Não faço ideia de que modo o CFP elabora as suas previsões macro de suporte
à sua análise do orçamento, se tem modelo próprio, se recorre ao Banco de Portugal
ou a qualquer outro suporte. Mas Teodora Cardoso tinha obrigação de saber que
os modelos de previsão macroeconómica estão sob o fogo da contestação, se não
fora por outros motivos por se ter chegado à conclusão que eles não integravam a
questão do sistema financeiro. Por isso, economistas bem mais reputados e
prestigiados no mundo do que a nossa Teodora têm reconhecido as suas limitações
em matéria de previsão macroeconómica (veja-se Olivier Blanchard, por exemplo),
assumindo posições mais recatadas e menos arrogantes em torno da força dos números
(às décimas, esclareça-se). Ora, desde que a geringonça de Costa tomou forma e deu
à perna, a incapacidade do CFP assumir uma posição de contraponto fundamentado e
sólido às previsões do Governo tem saltado aos olhos do menos avisado.

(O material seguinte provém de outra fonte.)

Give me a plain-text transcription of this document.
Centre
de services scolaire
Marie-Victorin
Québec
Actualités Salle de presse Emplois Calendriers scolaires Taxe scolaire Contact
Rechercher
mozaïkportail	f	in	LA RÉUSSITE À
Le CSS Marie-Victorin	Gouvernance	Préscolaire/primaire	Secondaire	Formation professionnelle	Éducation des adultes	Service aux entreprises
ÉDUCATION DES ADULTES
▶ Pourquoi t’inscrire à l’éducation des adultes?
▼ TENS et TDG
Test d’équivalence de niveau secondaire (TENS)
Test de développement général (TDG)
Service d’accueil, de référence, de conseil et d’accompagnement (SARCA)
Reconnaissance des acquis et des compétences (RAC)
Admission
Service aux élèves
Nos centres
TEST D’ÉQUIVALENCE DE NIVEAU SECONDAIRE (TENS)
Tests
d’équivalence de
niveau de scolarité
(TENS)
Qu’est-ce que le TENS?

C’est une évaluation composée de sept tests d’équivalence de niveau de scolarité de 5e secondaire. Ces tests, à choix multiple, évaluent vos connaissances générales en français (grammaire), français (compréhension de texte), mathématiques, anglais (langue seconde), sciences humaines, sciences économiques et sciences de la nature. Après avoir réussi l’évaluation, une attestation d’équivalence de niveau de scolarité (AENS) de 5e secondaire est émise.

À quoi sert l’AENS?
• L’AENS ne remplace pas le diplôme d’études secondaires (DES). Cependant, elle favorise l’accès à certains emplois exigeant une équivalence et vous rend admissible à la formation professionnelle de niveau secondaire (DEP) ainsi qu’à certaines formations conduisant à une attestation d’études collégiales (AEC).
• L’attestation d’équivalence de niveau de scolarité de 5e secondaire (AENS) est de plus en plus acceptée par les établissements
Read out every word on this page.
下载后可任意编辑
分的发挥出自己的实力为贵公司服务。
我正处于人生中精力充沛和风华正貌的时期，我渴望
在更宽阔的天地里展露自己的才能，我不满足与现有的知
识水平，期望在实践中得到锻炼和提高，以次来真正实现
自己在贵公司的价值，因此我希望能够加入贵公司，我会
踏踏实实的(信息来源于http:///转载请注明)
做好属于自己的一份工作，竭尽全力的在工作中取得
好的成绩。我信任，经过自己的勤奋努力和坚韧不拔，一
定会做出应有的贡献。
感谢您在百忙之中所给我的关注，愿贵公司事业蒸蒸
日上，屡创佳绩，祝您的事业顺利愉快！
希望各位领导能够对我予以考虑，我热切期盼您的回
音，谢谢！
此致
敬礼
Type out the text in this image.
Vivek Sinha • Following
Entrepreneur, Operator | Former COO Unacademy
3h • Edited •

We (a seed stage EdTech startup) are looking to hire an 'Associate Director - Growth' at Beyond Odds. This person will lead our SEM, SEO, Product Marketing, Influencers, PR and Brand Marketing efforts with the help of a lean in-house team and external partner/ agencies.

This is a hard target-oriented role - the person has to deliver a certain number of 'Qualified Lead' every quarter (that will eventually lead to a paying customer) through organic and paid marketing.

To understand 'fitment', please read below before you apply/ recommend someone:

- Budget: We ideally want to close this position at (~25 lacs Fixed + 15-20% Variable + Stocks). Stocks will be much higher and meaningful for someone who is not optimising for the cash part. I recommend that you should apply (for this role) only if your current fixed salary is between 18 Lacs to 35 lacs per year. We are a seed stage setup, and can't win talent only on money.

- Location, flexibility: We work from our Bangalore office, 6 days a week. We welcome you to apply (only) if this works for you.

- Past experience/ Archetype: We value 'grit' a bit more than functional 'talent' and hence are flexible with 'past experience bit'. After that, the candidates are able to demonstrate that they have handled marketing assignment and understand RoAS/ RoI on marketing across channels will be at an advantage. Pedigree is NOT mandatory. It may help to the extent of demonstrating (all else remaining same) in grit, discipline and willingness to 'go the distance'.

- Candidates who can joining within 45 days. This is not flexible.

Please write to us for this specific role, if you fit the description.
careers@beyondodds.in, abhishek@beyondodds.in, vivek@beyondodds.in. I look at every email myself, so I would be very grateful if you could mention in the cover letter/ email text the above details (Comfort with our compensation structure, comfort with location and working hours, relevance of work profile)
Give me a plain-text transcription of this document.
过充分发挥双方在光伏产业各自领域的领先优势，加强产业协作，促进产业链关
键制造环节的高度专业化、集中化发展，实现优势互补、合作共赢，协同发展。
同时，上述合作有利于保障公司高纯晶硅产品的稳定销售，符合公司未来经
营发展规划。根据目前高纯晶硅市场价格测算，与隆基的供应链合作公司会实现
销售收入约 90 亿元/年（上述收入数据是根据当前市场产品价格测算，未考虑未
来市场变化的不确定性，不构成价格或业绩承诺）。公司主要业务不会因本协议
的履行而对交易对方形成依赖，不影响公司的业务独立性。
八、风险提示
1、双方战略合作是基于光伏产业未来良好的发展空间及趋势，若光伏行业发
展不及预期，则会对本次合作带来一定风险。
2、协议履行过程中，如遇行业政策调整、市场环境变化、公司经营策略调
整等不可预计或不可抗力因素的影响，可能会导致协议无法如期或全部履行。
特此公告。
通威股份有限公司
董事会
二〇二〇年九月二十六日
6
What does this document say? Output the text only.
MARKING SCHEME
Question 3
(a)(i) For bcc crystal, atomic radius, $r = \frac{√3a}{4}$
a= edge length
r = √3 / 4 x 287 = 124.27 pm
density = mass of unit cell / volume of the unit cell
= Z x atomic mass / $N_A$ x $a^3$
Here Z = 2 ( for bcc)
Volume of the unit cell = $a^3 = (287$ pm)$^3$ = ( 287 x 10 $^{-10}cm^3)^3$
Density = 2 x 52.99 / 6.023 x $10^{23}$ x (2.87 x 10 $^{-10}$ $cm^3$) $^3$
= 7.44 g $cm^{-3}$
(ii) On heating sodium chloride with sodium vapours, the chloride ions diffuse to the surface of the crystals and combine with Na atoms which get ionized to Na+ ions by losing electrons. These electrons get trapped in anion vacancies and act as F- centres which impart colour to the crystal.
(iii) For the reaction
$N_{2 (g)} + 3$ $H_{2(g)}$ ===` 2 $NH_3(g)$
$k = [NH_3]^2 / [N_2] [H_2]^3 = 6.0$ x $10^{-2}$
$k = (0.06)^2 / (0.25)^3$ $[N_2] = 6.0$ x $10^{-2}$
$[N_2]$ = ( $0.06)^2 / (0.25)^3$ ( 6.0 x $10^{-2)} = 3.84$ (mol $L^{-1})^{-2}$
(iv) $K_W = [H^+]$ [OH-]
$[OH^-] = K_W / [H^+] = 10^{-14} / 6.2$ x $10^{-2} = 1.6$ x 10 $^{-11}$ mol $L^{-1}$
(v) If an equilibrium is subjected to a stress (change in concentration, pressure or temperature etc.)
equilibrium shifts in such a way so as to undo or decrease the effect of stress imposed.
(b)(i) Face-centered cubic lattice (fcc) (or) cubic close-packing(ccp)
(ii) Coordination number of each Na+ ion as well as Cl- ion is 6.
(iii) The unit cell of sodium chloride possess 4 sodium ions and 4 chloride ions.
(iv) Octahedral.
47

Nestas coisas tendo a ser bondoso. Imagino que o posicionamento de Teodora Cardoso
será mais influenciado por não acompanhamento atempado do estado da macroeconomia
do que propriamente por posicionamento pessoal face à solução outrora não canónica
(hoje um dado para futuros rearranjos de soluções governamentais) modalidade de
governo. O seu comentário acerca do pretenso milagre de conduzir o défice público
de 2,1% em 2016 é pelo menos equívoco e não pode deixar de colocar sob fogo o
próprio CFP.
A Presidente do CFP pode dar as entrevistas que quiser, inclusivamente no
registo da excelente entrevista de 2007, dando uma outra imagem de si e da sua
vida. Mas quando se referir a matéria de contraponto ao discurso do Governo, fundamental
para o enriquecimento da opinião púbica, aí pede-se rigor e não simples opinião
e sobretudo uma posição bem menos arrogante em relação ao que a previsão
macroeconómica hoje significa.
E já agora não seria mau pôr cá fora com transparência qual é o método e
quais são as ferramentas que o CFP utiliza para aferir da consistência dos cenários
de previsão governamental. E não me venham com a questão dos recursos. Quem considera
que não tem recursos técnicos, humanos e de modelização para exercer com rigor e
independência os seus cargos deve colocar o lugar à disposição.